Lucero also manages the appeals process and helps alarm holders in solving their false alarm problems.

The new ordinance will have to go through publication and readings by the council before it will be adopted, but the committee’s approval begins the process, said Police Committee Chairman Savino [auth] Sanchez.

“The current ordinance dates back to 2002, and there have been a lot of changes in alarm ordinances around the country since then,” Lucero said.

False alarms can have a variety of causes, from wind to bats (flying, not wooden), said Lucero, a Roswell native and a former Roswell Police Department commander who retired from the force in 2001 after a career which spanned 22 years.

An alarm set off by a pellet gun shot to a window or someone shaking a door are not false alarms because there could be a criminal element to those events, Lucero said.

A false alarm is defined as when a police officer responds to an alarm but finds no evidence of a criminal offense.

False alarms may be caused by a number of factors, including user carelessness, untrained employees, unrestricted pets or even a faulty alarm system, Lucero said. However, Roswell Police have to respond once the call goes out from dispatch.

Between July 1, 2013 and June 30, 2014, Roswell Police responded to 2,583 dispatch requests, and of those, 1,860 were false alarms, Lucero said. There were 653 cancelled dispatches prior to arrival, leaving 70 calls to be valid alarms where crimes actually occurred.

The revised ordinance will require two phone calls by the alarm company to the business or home where the alarm is sounding before public safety officers are dispatched, as well as adjust the fine for a ninth false alarm to $500.

The new ordinance will also add a $250 fine to alarm monitoring companies if a dispatch occurs to an address that has been declared a restricted response site — which is a site where false alarms are common.

A site may be considered a restricted response site if the alarm user has had eight or more false alarms during a 12-month period.

Most people also do not know that they are required to get a permit from the city for their alarm, Lucero said. The $25 permit currently requires a $10 annual renewal fee, but the new ordinance will waive that $10 fee if there are no alarms in the permit’s previous 12-month history.

Finally, the new ordinance will simplify the appeals procedure to more directly involve the alarm administrator.

Police are not required to check alarm calls, so the enhanced call verification can help weed out false alarms, Lucero said. “Police are not sent to alarms in Las Vegas, Nev., Salt Lake City, Aurora, Colo., Yakima, Wash., and dozens of other cities,” he said.

Los Angeles charges alarm holders $31 for their alarm permit and $30 annually for permit renewals, and then fines an individual or business $149 for the very first false alarm, Lucero said. The fines then increase in $50 for subsequent alarms.

Nearer to home, Albuquerque allows three free false alarms before the offender is fined $150 for the fourth and subsequent false alarms.
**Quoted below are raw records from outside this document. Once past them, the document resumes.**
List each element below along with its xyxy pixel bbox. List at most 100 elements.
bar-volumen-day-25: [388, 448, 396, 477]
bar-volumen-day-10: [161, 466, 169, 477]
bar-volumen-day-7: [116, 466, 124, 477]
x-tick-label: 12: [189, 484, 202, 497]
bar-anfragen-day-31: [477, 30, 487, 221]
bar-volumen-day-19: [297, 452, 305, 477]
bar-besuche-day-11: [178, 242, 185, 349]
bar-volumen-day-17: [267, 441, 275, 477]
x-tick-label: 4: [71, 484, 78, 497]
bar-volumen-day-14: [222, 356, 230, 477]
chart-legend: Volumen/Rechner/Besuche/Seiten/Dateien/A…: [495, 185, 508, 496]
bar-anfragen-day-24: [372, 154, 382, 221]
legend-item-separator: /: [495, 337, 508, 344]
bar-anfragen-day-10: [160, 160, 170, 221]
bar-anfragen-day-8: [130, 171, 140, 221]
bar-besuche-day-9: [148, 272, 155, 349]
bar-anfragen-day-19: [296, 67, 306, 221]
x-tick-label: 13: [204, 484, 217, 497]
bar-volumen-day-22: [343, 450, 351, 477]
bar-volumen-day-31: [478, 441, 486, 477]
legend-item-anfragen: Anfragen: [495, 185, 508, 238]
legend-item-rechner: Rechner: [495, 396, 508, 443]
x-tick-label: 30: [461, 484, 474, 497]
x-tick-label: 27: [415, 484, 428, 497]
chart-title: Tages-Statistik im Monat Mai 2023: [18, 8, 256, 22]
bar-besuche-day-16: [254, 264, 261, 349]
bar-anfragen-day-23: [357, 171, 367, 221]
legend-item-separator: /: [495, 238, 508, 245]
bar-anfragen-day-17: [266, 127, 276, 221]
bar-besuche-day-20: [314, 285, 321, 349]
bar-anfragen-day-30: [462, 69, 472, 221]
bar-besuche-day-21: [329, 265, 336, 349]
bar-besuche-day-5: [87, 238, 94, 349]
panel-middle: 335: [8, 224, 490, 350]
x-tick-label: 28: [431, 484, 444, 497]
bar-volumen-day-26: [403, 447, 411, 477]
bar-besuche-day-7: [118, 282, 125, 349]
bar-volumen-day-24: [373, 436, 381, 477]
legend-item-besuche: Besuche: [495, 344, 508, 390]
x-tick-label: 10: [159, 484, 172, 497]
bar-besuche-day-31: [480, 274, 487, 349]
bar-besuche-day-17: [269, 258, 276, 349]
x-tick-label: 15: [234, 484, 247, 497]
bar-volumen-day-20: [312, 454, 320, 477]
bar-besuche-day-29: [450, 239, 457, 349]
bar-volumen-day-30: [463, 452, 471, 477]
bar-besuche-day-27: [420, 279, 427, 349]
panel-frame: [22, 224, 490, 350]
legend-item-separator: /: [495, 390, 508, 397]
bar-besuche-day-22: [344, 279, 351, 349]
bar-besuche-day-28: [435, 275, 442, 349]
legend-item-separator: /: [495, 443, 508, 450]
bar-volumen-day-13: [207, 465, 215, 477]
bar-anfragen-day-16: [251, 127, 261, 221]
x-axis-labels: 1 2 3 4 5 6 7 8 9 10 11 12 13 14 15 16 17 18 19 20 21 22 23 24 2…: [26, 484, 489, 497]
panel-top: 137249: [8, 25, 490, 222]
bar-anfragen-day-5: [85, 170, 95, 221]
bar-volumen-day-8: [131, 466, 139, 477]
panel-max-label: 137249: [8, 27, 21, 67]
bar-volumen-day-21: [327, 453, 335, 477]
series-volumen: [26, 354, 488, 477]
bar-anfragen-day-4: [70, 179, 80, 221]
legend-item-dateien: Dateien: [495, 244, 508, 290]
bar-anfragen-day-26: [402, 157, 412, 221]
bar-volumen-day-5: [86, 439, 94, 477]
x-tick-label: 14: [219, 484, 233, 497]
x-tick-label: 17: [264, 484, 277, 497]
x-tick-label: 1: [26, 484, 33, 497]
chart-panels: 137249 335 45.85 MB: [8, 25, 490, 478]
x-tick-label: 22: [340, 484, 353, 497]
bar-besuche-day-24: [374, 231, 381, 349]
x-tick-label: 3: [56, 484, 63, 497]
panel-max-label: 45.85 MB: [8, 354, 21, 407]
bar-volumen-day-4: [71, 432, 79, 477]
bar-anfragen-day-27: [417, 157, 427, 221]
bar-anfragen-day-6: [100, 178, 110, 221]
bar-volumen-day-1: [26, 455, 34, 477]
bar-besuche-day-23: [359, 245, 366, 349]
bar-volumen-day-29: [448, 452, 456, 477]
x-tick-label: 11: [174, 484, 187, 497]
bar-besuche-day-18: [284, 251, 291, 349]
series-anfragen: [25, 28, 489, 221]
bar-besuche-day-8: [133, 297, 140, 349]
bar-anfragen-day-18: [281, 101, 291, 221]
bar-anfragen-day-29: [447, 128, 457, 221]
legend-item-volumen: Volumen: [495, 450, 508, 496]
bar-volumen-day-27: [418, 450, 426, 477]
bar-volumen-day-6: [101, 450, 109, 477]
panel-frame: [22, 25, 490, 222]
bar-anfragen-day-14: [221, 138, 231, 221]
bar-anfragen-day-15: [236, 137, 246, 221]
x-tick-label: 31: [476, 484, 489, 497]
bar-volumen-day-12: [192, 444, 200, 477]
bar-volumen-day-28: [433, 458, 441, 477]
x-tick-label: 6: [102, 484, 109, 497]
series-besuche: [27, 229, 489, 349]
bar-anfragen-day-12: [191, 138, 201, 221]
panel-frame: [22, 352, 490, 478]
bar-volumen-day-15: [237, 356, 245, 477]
After 10 false alarms, the fine increases to $500 per false alarm response.

In Roswell, fines begin at the third false alarm with a $50 fine, which increases to $100 for false alarms four through eight. At eight, the site is suspended, and if a ninth false alarm response occurs, the fine goes up to $500.

“Fifty cities do not send officers to alarms, but in Roswell we do send out our officers. The bottom line is the safety of our citizens,” Lucero said.